Comme dans ses précédents longs-métrages, le réalisateur orchestre cette fresque satirique avec une maestria formelle impressionnante. La mise en scène évolue au fil du récit, glissant subtilement du western moderne vers le thriller paranoïaque flirtant avec l’enquête policière. La montée en tension de la dernière partie est accompagnée de mouvements de caméra plus vifs et angoissants, jusqu’à une accélération finale d’une virtuosité saisissante. Dans ce climat de chaos organisé, Joaquin Phoenix se distingue par un jeu d’une grande justesse, parvenant à rendre attachant et vulnérable ce shérif conservateur en apparence détestable. À ses côtés, Pedro Pascal incarne un maire au charisme décontracté, à la complaisance teintée d’hypocrisie. À eux deux, ils forment le cœur battant de ce grand film génialement décousu, où la frontière entre comédie et tragédie ne cesse d’être franchie.
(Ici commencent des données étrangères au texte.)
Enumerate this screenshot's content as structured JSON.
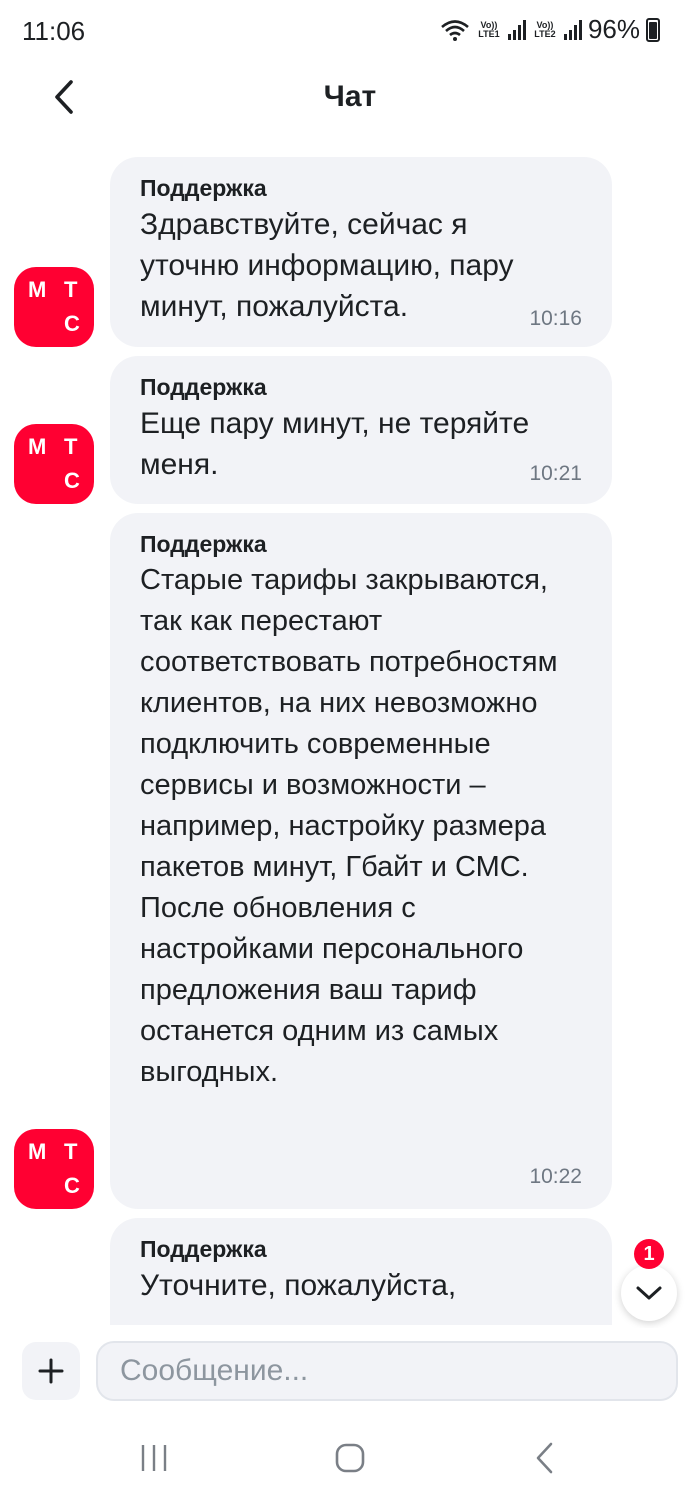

Avec Eddington, Ari Aster confirme son audace et sa maitrise, et ausculte brillamment les fractures de l’Amérique contemporaine. En hybridant les codes du western, la satire politique et le thriller paranoïaque, le réalisateur livre une œuvre dense, déroutante, parfois inégale mais toujours passionnante. Porté par un duo d’acteurs inspiré et une mise en scène virtuose, ce film foisonnant capte avec une acuité rare le chaos numérique, identitaire et idéologique qui secoue l’Occident post-Covid.